I screened for all traded chemical companies and charted them below. I excluded pharmaceuticals and companies with a primary focus on containers/packaging (a sector unto itself). The large green wedge is the smallest 150 traded chemical companies that collectively represent more than $100 billion in sales. Among these smaller companies is Symyx Technologies (SMMX), a recommendation in our Swing for the Fences Portfolio.

Not a cheap stock by any stretch (its valuation would easily precludes spot in the other portfolios), so be warned, but they provide the tools that enable their customers to innovate new molecules in many industries, including chemical. I don't have space here to elaborate on their many unique strengths and super-smart business model (think recurring revenues due to royalties and licenses with seven of the top ten chemical companies), but we think they could become quite a story.

There is bound to be some great investments in this group. I spotted a few more interesting companies, but please check the valuations: some of these have already seen large price increases. I continue to like Air Products (APD), even with its more expensive valuation. Admittedly, performance chemicals are only about one-third of their chemicals business, which in turn is only 25% of the company. The other 75% is industrial gases, but many of these markets are likely to see double digit growth because there will be strong demand for clean air and clear water products. So, you are indirectly investing in the fortunes of electronics makers and energy producers in several international geographies.

Westlake Chemical (WLK) went public a little over a year ago and the price has already almost doubled. You need to decide for yourself on the valuation, but with $2 billion in sales, a very favorable cash flow trend, and a strong product mix (one of the largest suppliers of ethylene and several vinyl products), they could be a solid investment.

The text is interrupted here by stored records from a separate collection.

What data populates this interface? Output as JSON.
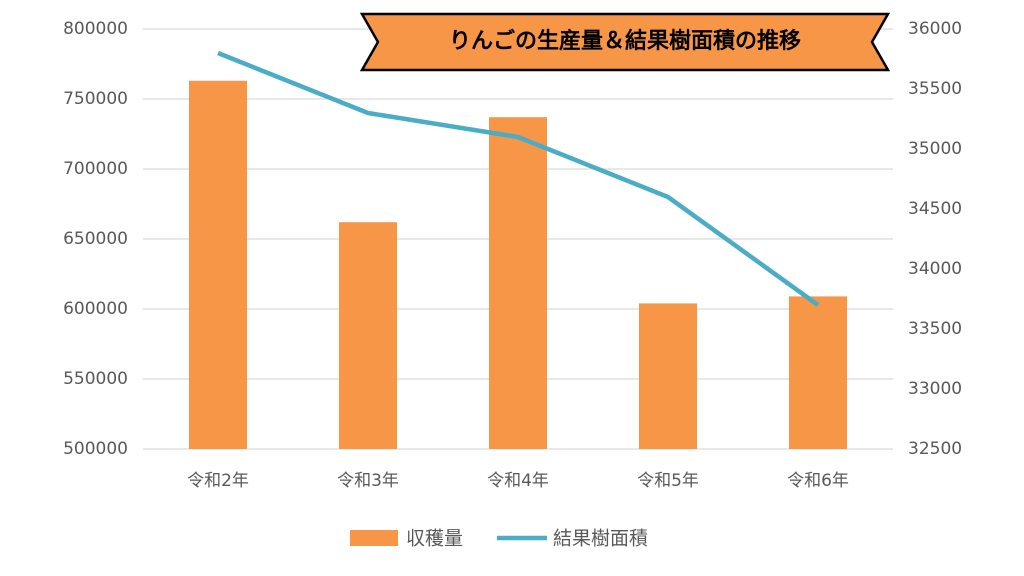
{
  "chart_data": {
    "type": "combo",
    "title": "りんごの生産量＆結果樹面積の推移",
    "categories": [
      "令和2年",
      "令和3年",
      "令和4年",
      "令和5年",
      "令和6年"
    ],
    "series": [
      {
        "name": "収穫量",
        "type": "bar",
        "color": "#f79646",
        "values": [
          763000,
          662000,
          737000,
          604000,
          609000
        ]
      },
      {
        "name": "結果樹面積",
        "type": "line",
        "axis": "y2",
        "color": "#4bacc6",
        "values": [
          35800,
          35300,
          35100,
          34600,
          33700
        ]
      }
    ],
    "ylim": [
      500000,
      800000
    ],
    "yticks": [
      500000,
      550000,
      600000,
      650000,
      700000,
      750000,
      800000
    ],
    "y2lim": [
      32500,
      36000
    ],
    "y2ticks": [
      32500,
      33000,
      33500,
      34000,
      34500,
      35000,
      35500,
      36000
    ],
    "grid": true,
    "legend": "bottom"
  }
}
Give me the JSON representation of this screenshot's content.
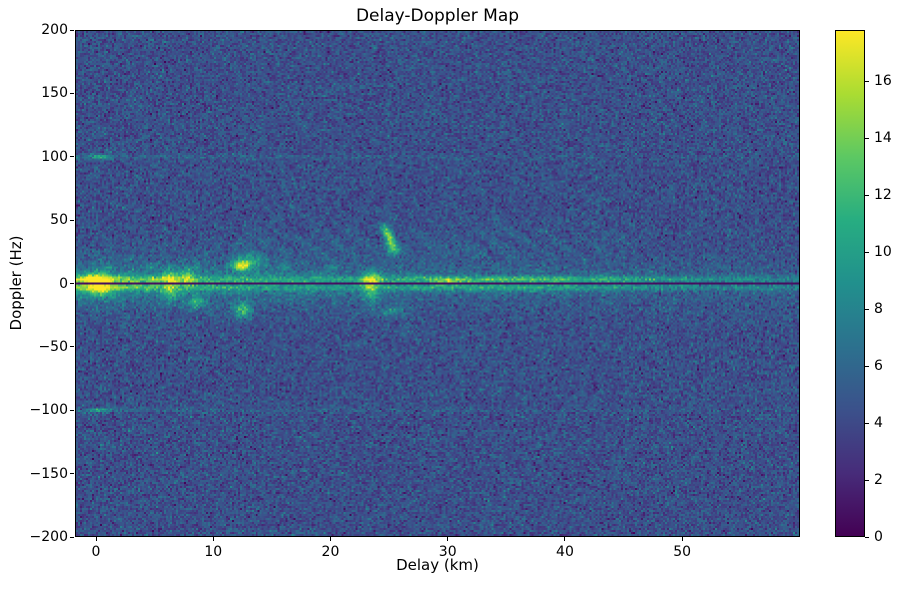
{
  "figure": {
    "background": "#ffffff"
  },
  "chart_data": {
    "type": "heatmap",
    "title": "Delay-Doppler Map",
    "xlabel": "Delay (km)",
    "ylabel": "Doppler (Hz)",
    "xlim": [
      -1.8,
      60.0
    ],
    "ylim": [
      -200,
      200
    ],
    "zlim": [
      0,
      17.8
    ],
    "x_ticks": [
      0,
      10,
      20,
      30,
      40,
      50
    ],
    "x_tick_labels": [
      "0",
      "10",
      "20",
      "30",
      "40",
      "50"
    ],
    "y_ticks": [
      200,
      150,
      100,
      50,
      0,
      -50,
      -100,
      -150,
      -200
    ],
    "y_tick_labels": [
      "200",
      "150",
      "100",
      "50",
      "0",
      "−50",
      "−100",
      "−150",
      "−200"
    ],
    "grid": false,
    "legend": null,
    "colorbar": {
      "ticks": [
        0,
        2,
        4,
        6,
        8,
        10,
        12,
        14,
        16
      ],
      "tick_labels": [
        "0",
        "2",
        "4",
        "6",
        "8",
        "10",
        "12",
        "14",
        "16"
      ]
    },
    "colormap": {
      "name": "viridis",
      "stops": [
        [
          0.0,
          "#440154"
        ],
        [
          0.125,
          "#472c7a"
        ],
        [
          0.25,
          "#3b518b"
        ],
        [
          0.375,
          "#2c718e"
        ],
        [
          0.5,
          "#21908d"
        ],
        [
          0.625,
          "#27ad81"
        ],
        [
          0.75,
          "#5cc863"
        ],
        [
          0.875,
          "#aadc32"
        ],
        [
          1.0,
          "#fde725"
        ]
      ]
    },
    "noise": {
      "mean": 4.4,
      "std": 1.25,
      "seed": 1234
    },
    "features": {
      "zero_doppler_dark_line": {
        "doppler_hz": 0,
        "halfwidth_hz": 1.0,
        "value": 0.5
      },
      "zero_ridges": {
        "offset_hz": 3.2,
        "sigma_hz": 1.9,
        "base": 2.6,
        "near_amp": 4.0,
        "near_decay_km": 8,
        "mid_amp": 3.6,
        "mid_center_km": 36,
        "mid_sigma_km": 8,
        "below_factor": 0.75
      },
      "clutter_bands": [
        {
          "center_hz": 0,
          "sigma_hz": 14,
          "amp": 2.6,
          "decay_km": 25,
          "floor": 0.6
        },
        {
          "center_hz": 0,
          "sigma_hz": 6,
          "amp": 2.0,
          "decay_km": 20,
          "floor": 0.5
        }
      ],
      "sideband_lines": [
        {
          "doppler_hz": 100,
          "amp": 1.7,
          "decay_km": 40,
          "sigma_hz": 1.3
        },
        {
          "doppler_hz": -100,
          "amp": 1.7,
          "decay_km": 40,
          "sigma_hz": 1.3
        }
      ],
      "dashed_line": {
        "doppler_hz": 13,
        "sigma_hz": 1.6,
        "amp": 2.4,
        "delay_max_km": 21,
        "period_km": 1.9
      },
      "wavy_band": {
        "doppler_hz": 33,
        "sigma_hz": 9,
        "amp": 0.95,
        "delay_min_km": 12,
        "delay_max_km": 46
      },
      "blobs": [
        {
          "d": 0.2,
          "f": 3,
          "sd": 0.7,
          "sf": 3.5,
          "a": 8
        },
        {
          "d": 0.3,
          "f": -5,
          "sd": 0.8,
          "sf": 4,
          "a": 6
        },
        {
          "d": 0.3,
          "f": 100,
          "sd": 0.6,
          "sf": 1.4,
          "a": 5
        },
        {
          "d": 0.3,
          "f": -100,
          "sd": 0.6,
          "sf": 1.4,
          "a": 5
        },
        {
          "d": 6.3,
          "f": 4,
          "sd": 0.5,
          "sf": 5,
          "a": 6
        },
        {
          "d": 6.4,
          "f": -9,
          "sd": 0.5,
          "sf": 4,
          "a": 4.5
        },
        {
          "d": 7.8,
          "f": 6,
          "sd": 0.45,
          "sf": 5,
          "a": 5
        },
        {
          "d": 8.5,
          "f": -15,
          "sd": 0.5,
          "sf": 3.5,
          "a": 5.5
        },
        {
          "d": 12.4,
          "f": 14,
          "sd": 0.6,
          "sf": 3,
          "a": 9
        },
        {
          "d": 13.3,
          "f": 18,
          "sd": 1.0,
          "sf": 4,
          "a": 4.5
        },
        {
          "d": 12.5,
          "f": -21,
          "sd": 0.5,
          "sf": 4.5,
          "a": 7.5
        },
        {
          "d": 23.5,
          "f": 3,
          "sd": 0.5,
          "sf": 5,
          "a": 8
        },
        {
          "d": 23.5,
          "f": -9,
          "sd": 0.5,
          "sf": 5,
          "a": 4.5
        },
        {
          "d": 25.3,
          "f": -22,
          "sd": 0.9,
          "sf": 3,
          "a": 3.5
        },
        {
          "d": 30.0,
          "f": 1.5,
          "sd": 1.0,
          "sf": 2,
          "a": 4.5
        },
        {
          "d": 24.7,
          "f": 44,
          "sd": 0.3,
          "sf": 2.2,
          "a": 5.5
        },
        {
          "d": 24.85,
          "f": 40,
          "sd": 0.3,
          "sf": 2.2,
          "a": 7
        },
        {
          "d": 25.0,
          "f": 36,
          "sd": 0.3,
          "sf": 2.2,
          "a": 7.5
        },
        {
          "d": 25.15,
          "f": 32,
          "sd": 0.3,
          "sf": 2.2,
          "a": 7
        },
        {
          "d": 25.35,
          "f": 28,
          "sd": 0.35,
          "sf": 2.2,
          "a": 6
        },
        {
          "d": 25.5,
          "f": 25,
          "sd": 0.45,
          "sf": 2,
          "a": 4.5
        }
      ]
    }
  }
}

Sigma-Aldrich (SIAL) is an exciting company that definitely warrants a closer look. Their longtime CEO hands over the title to a new CEO on January 1st after producing years of solid, disciplined financial growth and above-average returns (e.g., at least 20% ROE and pretax margins that somehow exceed 20%). Apart from this significant leadership change, the company has shared its go-forward strategy which includes several initiatives aimed to beat the average, ho-hum growth rates in core chemical business. They already sell about 25% of their business over the internet and I liked what I heard about their commitment to ecommerce.

These are just a few examples, I am sure there are more opportunities in specialty and performance chemicals!